For first, $\frac{1}{\log(1+x)}-\frac{1}{x}$ is continuous on $\mathbb{R}^+$. Now:

$$ \lim_{x\to 0^+}\left(\frac{1}{\log(1+x)}-\frac{1}{x}\right) = \lim_{x\to 0^+}\frac{x-\log(1+x)}{x\log(1+x)} = \lim_{x\to 0^+}\frac{\frac{x^2}{2}+O(x^3)}{x^2+O(x^3)}=\frac{1}{2}$$ hence $f(x)$ is continuous and bounded over $(0,1)$, and that implies that $f(x)$ is integrable.

Answer 3

I do not know if this is the kind of answer you expect; so, forgive me if I am off-topic.

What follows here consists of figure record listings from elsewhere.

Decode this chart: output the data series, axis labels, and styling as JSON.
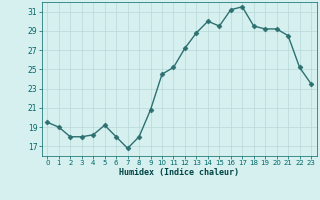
{
  "x": [
    0,
    1,
    2,
    3,
    4,
    5,
    6,
    7,
    8,
    9,
    10,
    11,
    12,
    13,
    14,
    15,
    16,
    17,
    18,
    19,
    20,
    21,
    22,
    23
  ],
  "y": [
    19.5,
    19.0,
    18.0,
    18.0,
    18.2,
    19.2,
    18.0,
    16.8,
    18.0,
    20.8,
    24.5,
    25.2,
    27.2,
    28.8,
    30.0,
    29.5,
    31.2,
    31.5,
    29.5,
    29.2,
    29.2,
    28.5,
    25.2,
    23.5
  ],
  "line_color": "#2d7070",
  "marker": "D",
  "marker_size": 2.5,
  "bg_color": "#d6f0f0",
  "grid_color": "#b8d8d8",
  "xlabel": "Humidex (Indice chaleur)",
  "ylim": [
    16,
    32
  ],
  "xlim": [
    -0.5,
    23.5
  ],
  "yticks": [
    17,
    19,
    21,
    23,
    25,
    27,
    29,
    31
  ],
  "xticks": [
    0,
    1,
    2,
    3,
    4,
    5,
    6,
    7,
    8,
    9,
    10,
    11,
    12,
    13,
    14,
    15,
    16,
    17,
    18,
    19,
    20,
    21,
    22,
    23
  ],
  "tick_color": "#006666",
  "xlabel_color": "#004444"
}
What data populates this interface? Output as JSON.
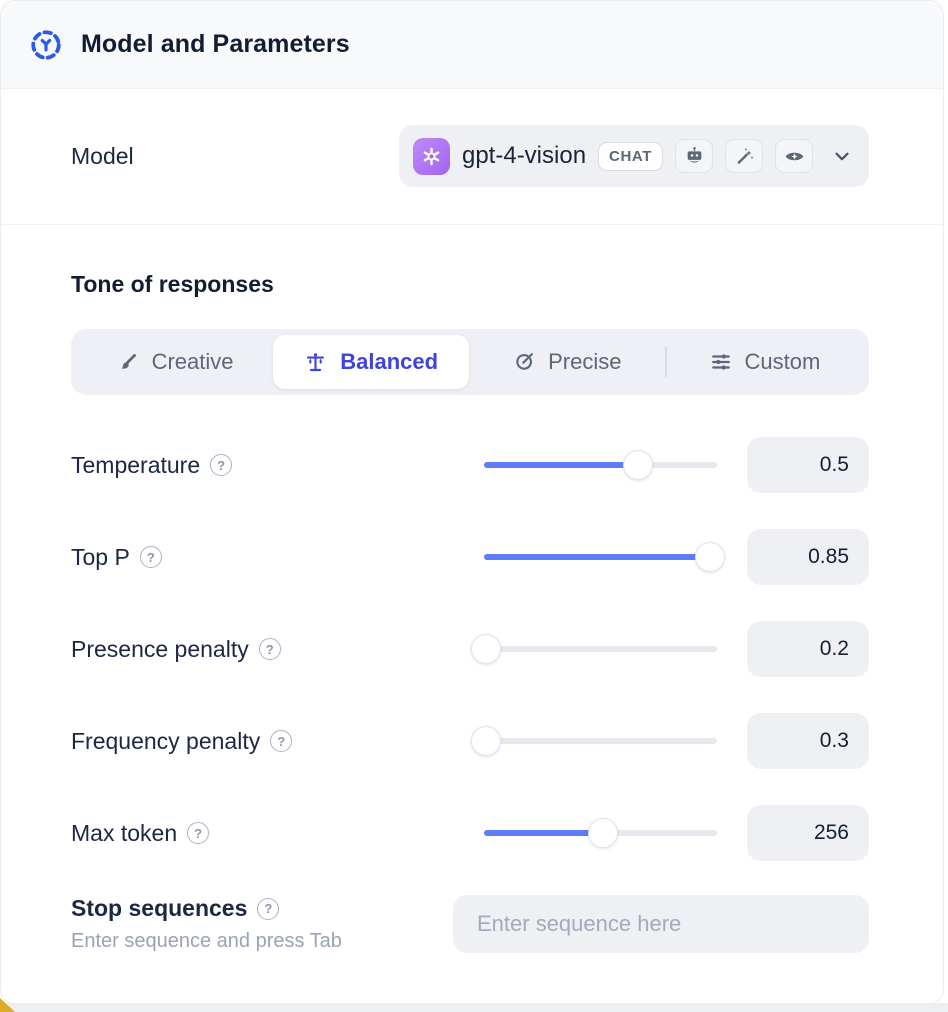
{
  "header": {
    "title": "Model and Parameters"
  },
  "model_row": {
    "label": "Model",
    "selected_model": "gpt-4-vision",
    "type_badge": "CHAT",
    "capability_icons": [
      "robot-icon",
      "magic-wand-icon",
      "vision-eye-icon"
    ]
  },
  "tone": {
    "heading": "Tone of responses",
    "tabs": [
      {
        "label": "Creative",
        "icon": "paintbrush-icon",
        "active": false
      },
      {
        "label": "Balanced",
        "icon": "balance-scale-icon",
        "active": true
      },
      {
        "label": "Precise",
        "icon": "target-arrow-icon",
        "active": false
      },
      {
        "label": "Custom",
        "icon": "sliders-icon",
        "active": false
      }
    ]
  },
  "parameters": [
    {
      "label": "Temperature",
      "value": "0.5",
      "fill_percent": 66
    },
    {
      "label": "Top P",
      "value": "0.85",
      "fill_percent": 97
    },
    {
      "label": "Presence penalty",
      "value": "0.2",
      "fill_percent": 1
    },
    {
      "label": "Frequency penalty",
      "value": "0.3",
      "fill_percent": 1
    },
    {
      "label": "Max token",
      "value": "256",
      "fill_percent": 51
    }
  ],
  "stop_sequences": {
    "label": "Stop sequences",
    "hint": "Enter sequence and press Tab",
    "placeholder": "Enter sequence here"
  },
  "help_glyph": "?",
  "colors": {
    "accent_blue": "#5e7cf7",
    "active_tab_text": "#4044dd",
    "header_icon_blue": "#2d5be3",
    "openai_purple": "#a463f2",
    "surface_gray": "#eef0f4"
  }
}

Consider Taylor series, built at $x=0$, of $$\frac{1}{\log(1+x)}-\frac{1}{x} =\frac{x-\log(1+x)}{x\log(1+x)}$$ For the numerator, you have $$\frac{x^2}{2}-\frac{x^3}{3}+\frac{x^4}{4}-\frac{x^5}{5}+O\left(x^6\right)$$ and for the denominator $$x^2-\frac{x^3}{2}+\frac{x^4}{3}-\frac{x^5}{4}+O\left(x^6\right)$$ Performing the long division, you then have $$\frac{1}{\log(1+x)}-\frac{1}{x} =\frac{1}{2}-\frac{x}{12}+\frac{x^2}{24}-\frac{19 x^3}{720}+\frac{3 x^4}{160}-\frac{863 x^5}{60480}+O\left(x^6\right)$$ Integrating from $0$ to $1$, the approximation is $\frac{847319}{1814400}\approx 0.466997$ while the exact solution would be $\text{li}(2)-\gamma\approx 0.467948$.

Answer 4

We have $$\int_{0}^{1}\left(\frac{1}{\log\left(1+x\right)}-\frac{1}{x}\right)dx=\lim_{\epsilon\rightarrow0^{+}}\int_{\epsilon}^{1}\left(\frac{1}{\log\left(1+x\right)}-\frac{1}{x}\right)dx$$ now $\frac{1}{\log\left(1+x\right)}-\frac{1}{x}$ is an decreasing function over $\left(\epsilon,1\right)$, so $$\lim_{\epsilon\rightarrow0^{+}}\int_{\epsilon}^{1}\left(\frac{1}{\log\left(1+x\right)}-\frac{1}{x}\right)dx\leq\lim_{\epsilon\rightarrow0^{+}}\max_{x\in\left[\epsilon,1\right]}\left(\frac{1}{\log\left(1+x\right)}-\frac{1}{x}\right)\left(1-\epsilon\right)\leq\lim_{\epsilon\rightarrow0^{+}}\left(\frac{1}{\log\left(1+\epsilon\right)}-\frac{1}{\epsilon}\right)=\frac{1}{2}.$$

Answer 5

I think "repair" means this. Define function $$ f(x) = \begin{cases} \displaystyle\frac{1}{\ln(1+x)} - \frac{1}{x},\qquad x>0 \\ \displaystyle\frac{1}{2},\qquad\qquad x=0 \end{cases} $$ Then $f$ is continuous on $[0,1]$, so it is integrable.